Lexicon Valley

Accidental CAPS LOCK and Its Discontents

The pain of accidental CAPS, writ large on a 2,000-year-old stone inscription to the Roman Emperor Hadrian.

Photo by Menahem Kahana/AFP/Getty Images

THE MOST MORTIFYING—

Sorry.

The most mortifying typographical error of our modern digital moment, the bedevilingest faux pas, is of course inadvertent CAPS.  (Followed by autocorrect, which keeps insisting that I mean “bedevil ingest faux pas.” That is NONSENSE, autocorrect.)

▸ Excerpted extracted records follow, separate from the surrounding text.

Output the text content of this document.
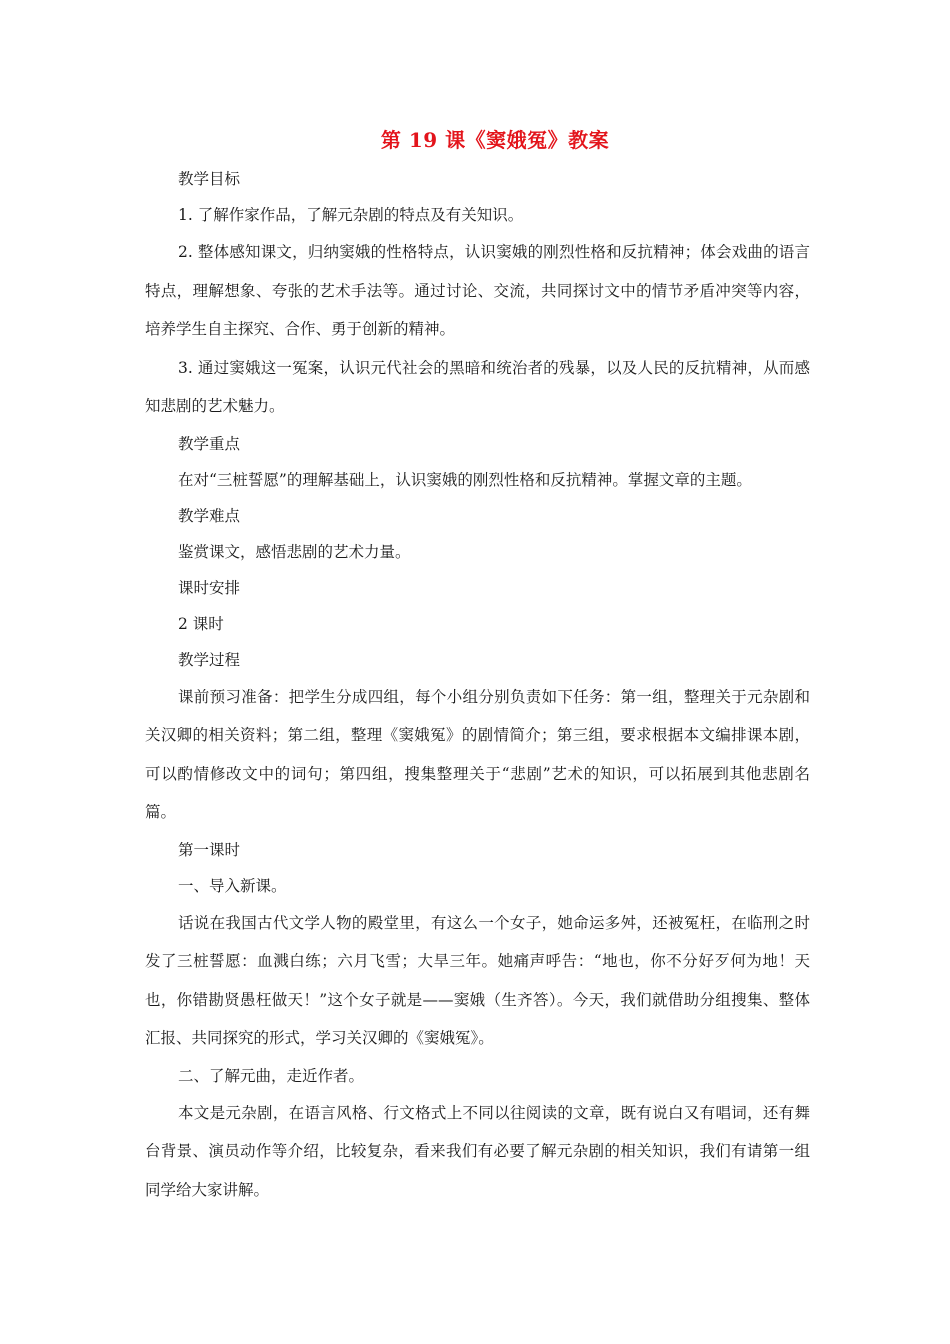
第 19 课《窦娥冤》教案

教学目标

1. 了解作家作品，了解元杂剧的特点及有关知识。

2. 整体感知课文，归纳窦娥的性格特点，认识窦娥的刚烈性格和反抗精神；体会戏曲的语言特点，理解想象、夸张的艺术手法等。通过讨论、交流，共同探讨文中的情节矛盾冲突等内容，培养学生自主探究、合作、勇于创新的精神。

3. 通过窦娥这一冤案，认识元代社会的黑暗和统治者的残暴，以及人民的反抗精神，从而感知悲剧的艺术魅力。

教学重点

在对“三桩誓愿”的理解基础上，认识窦娥的刚烈性格和反抗精神。掌握文章的主题。

教学难点

鉴赏课文，感悟悲剧的艺术力量。

课时安排

2 课时

教学过程

课前预习准备：把学生分成四组，每个小组分别负责如下任务：第一组，整理关于元杂剧和关汉卿的相关资料；第二组，整理《窦娥冤》的剧情简介；第三组，要求根据本文编排课本剧，可以酌情修改文中的词句；第四组，搜集整理关于“悲剧”艺术的知识，可以拓展到其他悲剧名篇。

第一课时

一、导入新课。

话说在我国古代文学人物的殿堂里，有这么一个女子，她命运多舛，还被冤枉，在临刑之时发了三桩誓愿：血溅白练；六月飞雪；大旱三年。她痛声呼告：“地也，你不分好歹何为地！天也，你错勘贤愚枉做天！”这个女子就是——窦娥（生齐答）。今天，我们就借助分组搜集、整体汇报、共同探究的形式，学习关汉卿的《窦娥冤》。

二、了解元曲，走近作者。

本文是元杂剧，在语言风格、行文格式上不同以往阅读的文章，既有说白又有唱词，还有舞台背景、演员动作等介绍，比较复杂，看来我们有必要了解元杂剧的相关知识，我们有请第一组同学给大家讲解。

As it did there, the intentional use of capital lettering adds vehemence, color, and variety to text. It conveys the intensity of your feelings but injects an underlying playfulness, almost as if you were writing in bubble letters. Caps are often a harbinger of joy (“GREAT NEWS”) or, at least, of the kind of sarcasm that brings fleeting joy to the recipient. (“GREAT NEWS. Wanda canceled again.” “LOL.”) They express outsize emotion, which—given the constraints of polite society—generally means positive emotion, unless it is feigned outsize emotion, often signaling a joke, in which case: also a positive. (Caps of pure rage are so vanishingly rare that it feels dubious, here, to even bring them up. Fact: You are likelier to suffer a shark attack than you are to encounter rage caps in the wild.)

That uppercase letters almost always traipse along under a large ethereal plus sign is what makes them dangerous. They are like a big, exuberant golden retriever, liable to escape and slobber all over somebody if the leash slips from your hand. Think back to the last time you popped a cap at a person by mistake. Maybe a co-worker informed you she had sent over some documents and you replied, “GREAT.” Or maybe a gentleman texted you asking about coffee and you answered, “SOUNDS FUN.” The squickiness of the predicament in which you then found yourself flowed not only from the fact that you came off as unnaturally enthusiastic. It also inhered in how correcting the error required, or would have required, you to communicate something like, “Oh, I’m sorry! I’m actually not as excited about the topic we’re discussing as I previously suggested.”

Indeed, the difficulty of walking back from an inadvertent majusculation is what makes this faux pas unique. When autocorrect changes “sounds appealing!” to “sounds appalling!,” you can repair the damage by correcting the correction (perhaps with a quick “ugh, autocorrect”). With an accidental “reply all,” it is pretty clear what happened, and your fate depends entirely on what you said. But with unintended caps, there’s no delicate way to protect one’s aura of detached, discerning cool without deflating one’s correspondent: Even neutral words like YEP or HMM sound more affirmative, engaged, or thoughtful than their lowercase counterparts. Wayward caps force you into an uncomfortable calculation: What matters more, your dignity or the other person’s feelings? ARE YOU A DORK OR A MEANIE?

But wait a second. Aren’t the above capital letters formulating a negative sentiment? Don’t they suggest that I’ve grabbed you by the lapels and am shouting undesirable alternatives in your face? Not really. Since such an outpouring of true emotion would be inappropriate in context, you probably concluded (correctly) that I was joking. And if I were not joking? If I had wanted to pose a measured question in order to prompt in you a moral awakening, but had pressed caps lock by accident—“Are you a dork or a meanie,” she asked, looking searchingly into his eyes”? I’d be out of luck. I’d have already undercut my query by dressing it up in clown shoes.

I could say, “No, but seriously,” and then retype the words in lowercase, but who has the time? (Especially with autocorrect introducing balderdash everywhere.) It is enough to make one yearn for the bad old days before movable type popularized the use of mixed casing, the pre-1300 era of either majuscule or miniscule script, but never both. After all, no Roman would assign a different valence to VALE than to vale. Lowercase letters hadn’t even been invented yet. ALL THE CORRESPONDENCE OF THE ANCIENT EMPERORS LOOKED LIKE THIS. AND LOOK HOW CIVILIZED THEY WERE.